1) Check the mating surfaces of the head and manifold for imperfections - if you can feel them, they're significant. Correct by draw filing (look it up if you need to - it's a useful thing to know...)
2) When you install the gasket next time, apply a thin (~1/16") even coat of RTV copper (nothing else - the red won't last...) to both sides of the gasket. Install gasket, install manifolds, install screws finger tight only. Go have a sammich and a cuppa - give it about a half-hour to start setting up. Maybe an hour. Come back, and torque to spec (start at top centre, clockwise spiral outwards, 19-21 pound-feet of torque.) Better to do to 10 pound-feet then to 19-21, since that will help the RTV "squidge" (technical term there!) into any remaning imperfections and such.
The RTV copper really is "copper-bearing silicone," and I use it on exhaust gaskets all the time. The Permatex stuff is also sensor-safe - I checked. The coating of RTV will give an extra boundary layer on both sides of the gasket, and will help to fill any imperfections that allow gasses to get past the "fire ring" (crimped metal ring around exhaust ports) that is likely causing your gasket to burn out.
Also:
Replace the screws and studs. I tend to use silicon bronze, but you can also replace with carbon steel if you can't find Si-bronze. Use SAE5 instead of SAE8 - and if you have to use carbon steel, replace them every time you do the job! They get weak with heat-cycling (although SAE5 holds up to repeated heat-cycling better than SAE8 does.) If you can get Si-bronze, then you can just anneal them and reuse them - heat them to a dull red (800* or so, I believe) and drop them in water. This reverses the "hardening" of the metal that takes place in use - and metal that is hardened without being tempered gets brittle (yes, I know it sounds backwards. Trust me - we're dealing with a copper-based alloy, and not an iron-based one. Copper responds to heating and quenching in the opposite manner as iron.)
If you put anything at all on the threads, use LocTite #272 or equivalent. No other grade of LocTite will survive the heat of "normal use," and you shouldn't need never-seez for this! (If by some chance you do decide to use never-seez, torque values are 5 pound-feet for intermediate and 10 pound-feet for final. But, you don't want that.) Why don't you want never-seez? Manifold screws work loose on their own, and don't need the help. If a manifold screw is loose enough long enough, you'll be doing the gasket job yet again! On that note, it's a good idea to check torque on those screws annually - you'll find one or two loose when you do. Don't skip the lower rear ones because they're a pain - those are usually the ones that are loose...

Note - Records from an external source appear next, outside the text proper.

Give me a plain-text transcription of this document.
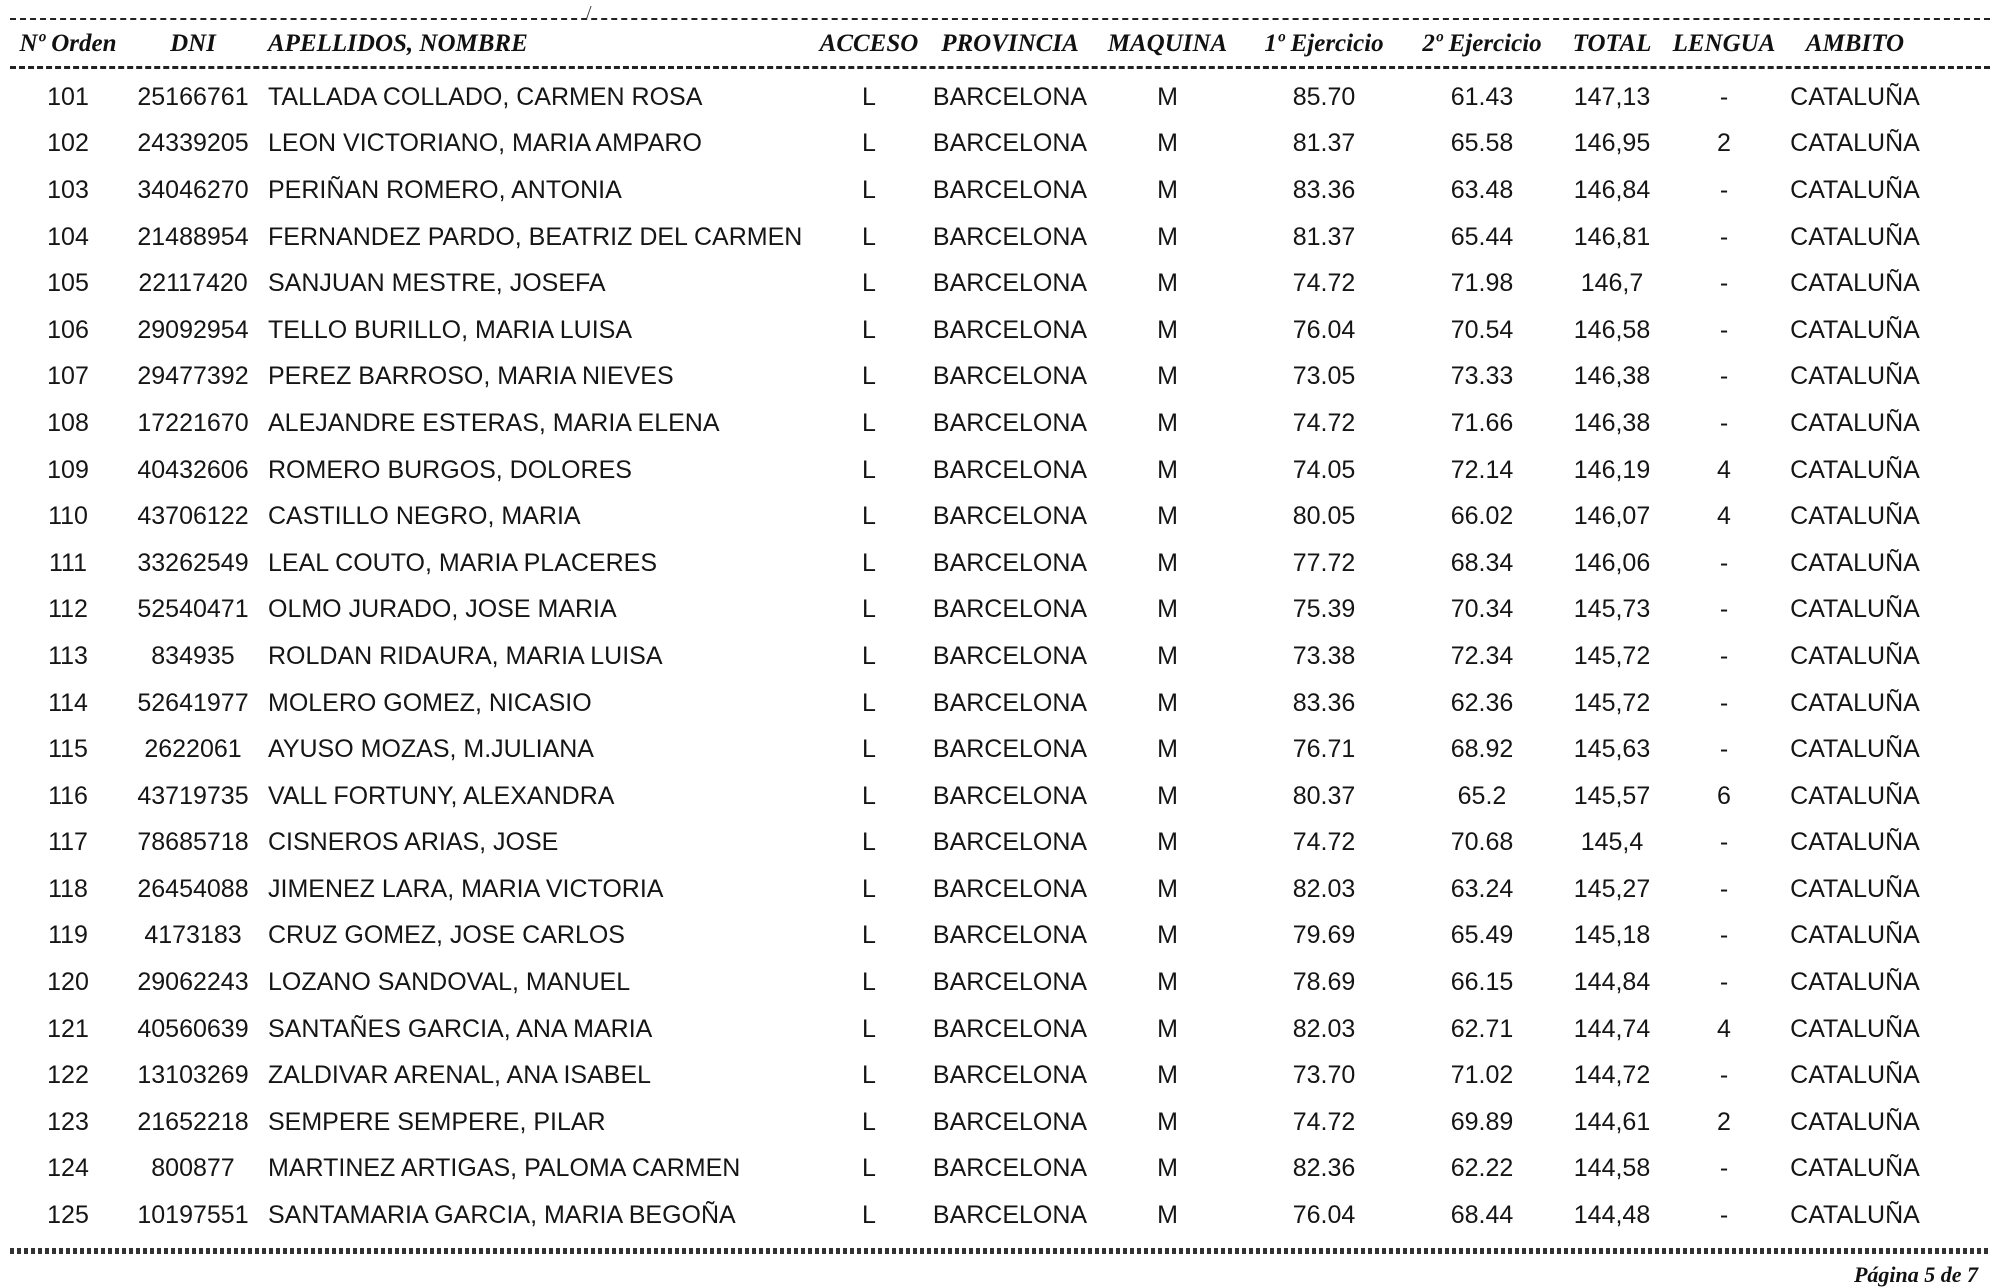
/
Nº Orden	DNI	APELLIDOS, NOMBRE	ACCESO	PROVINCIA	MAQUINA	1º Ejercicio	2º Ejercicio	TOTAL	LENGUA	AMBITO
101	25166761	TALLADA COLLADO, CARMEN ROSA	L	BARCELONA	M	85.70	61.43	147,13	-	CATALUÑA
102	24339205	LEON VICTORIANO, MARIA AMPARO	L	BARCELONA	M	81.37	65.58	146,95	2	CATALUÑA
103	34046270	PERIÑAN ROMERO, ANTONIA	L	BARCELONA	M	83.36	63.48	146,84	-	CATALUÑA
104	21488954	FERNANDEZ PARDO, BEATRIZ DEL CARMEN	L	BARCELONA	M	81.37	65.44	146,81	-	CATALUÑA
105	22117420	SANJUAN MESTRE, JOSEFA	L	BARCELONA	M	74.72	71.98	146,7	-	CATALUÑA
106	29092954	TELLO BURILLO, MARIA LUISA	L	BARCELONA	M	76.04	70.54	146,58	-	CATALUÑA
107	29477392	PEREZ BARROSO, MARIA NIEVES	L	BARCELONA	M	73.05	73.33	146,38	-	CATALUÑA
108	17221670	ALEJANDRE ESTERAS, MARIA ELENA	L	BARCELONA	M	74.72	71.66	146,38	-	CATALUÑA
109	40432606	ROMERO BURGOS, DOLORES	L	BARCELONA	M	74.05	72.14	146,19	4	CATALUÑA
110	43706122	CASTILLO NEGRO, MARIA	L	BARCELONA	M	80.05	66.02	146,07	4	CATALUÑA
111	33262549	LEAL COUTO, MARIA PLACERES	L	BARCELONA	M	77.72	68.34	146,06	-	CATALUÑA
112	52540471	OLMO JURADO, JOSE MARIA	L	BARCELONA	M	75.39	70.34	145,73	-	CATALUÑA
113	834935	ROLDAN RIDAURA, MARIA LUISA	L	BARCELONA	M	73.38	72.34	145,72	-	CATALUÑA
114	52641977	MOLERO GOMEZ, NICASIO	L	BARCELONA	M	83.36	62.36	145,72	-	CATALUÑA
115	2622061	AYUSO MOZAS, M.JULIANA	L	BARCELONA	M	76.71	68.92	145,63	-	CATALUÑA
116	43719735	VALL FORTUNY, ALEXANDRA	L	BARCELONA	M	80.37	65.2	145,57	6	CATALUÑA
117	78685718	CISNEROS ARIAS, JOSE	L	BARCELONA	M	74.72	70.68	145,4	-	CATALUÑA
118	26454088	JIMENEZ LARA, MARIA VICTORIA	L	BARCELONA	M	82.03	63.24	145,27	-	CATALUÑA
119	4173183	CRUZ GOMEZ, JOSE CARLOS	L	BARCELONA	M	79.69	65.49	145,18	-	CATALUÑA
120	29062243	LOZANO SANDOVAL, MANUEL	L	BARCELONA	M	78.69	66.15	144,84	-	CATALUÑA
121	40560639	SANTAÑES GARCIA, ANA MARIA	L	BARCELONA	M	82.03	62.71	144,74	4	CATALUÑA
122	13103269	ZALDIVAR ARENAL, ANA ISABEL	L	BARCELONA	M	73.70	71.02	144,72	-	CATALUÑA
123	21652218	SEMPERE SEMPERE, PILAR	L	BARCELONA	M	74.72	69.89	144,61	2	CATALUÑA
124	800877	MARTINEZ ARTIGAS, PALOMA CARMEN	L	BARCELONA	M	82.36	62.22	144,58	-	CATALUÑA
125	10197551	SANTAMARIA GARCIA, MARIA BEGOÑA	L	BARCELONA	M	76.04	68.44	144,48	-	CATALUÑA
Página 5 de 7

Make sure you retain and reuse the dish-shaped washers under the screw heads - they're there for a reason. That reason is to help keep the screws from loosening under normal use (iron expands .000006"/in/*F. Aluminum twice that. Screws that have to clamp aluminum and iron will have an uneven force under the head, that tends to unscrew the thing. The dish-shaped washers put a little "give" in the system to allow for this.) If you lose them, replace them - you can probably still get them OEM, or you can order Belleville Spring Washers from a fastener supply house. I'd probably use two under each screw head, nested together. I have yet to experiment with this idea, so I'm not sure.
If you need studs, you can cut them easily enough from threaded rod - 3/8"-16. Cut them about two inches long. Make sure to get new nuts - the OEM ones are threaded 3/8"-24 (there is a valid engineering reason for doing this sort of thing, but it doesn't apply here, as the loads are too small.) I use brass rod for new studs. Threaded rod in carbon steel is typically not treated to SAE8-equivalent strength, which is what you want. However, if you cut the studs from steel, coat the cut ends (since they won't be plated.)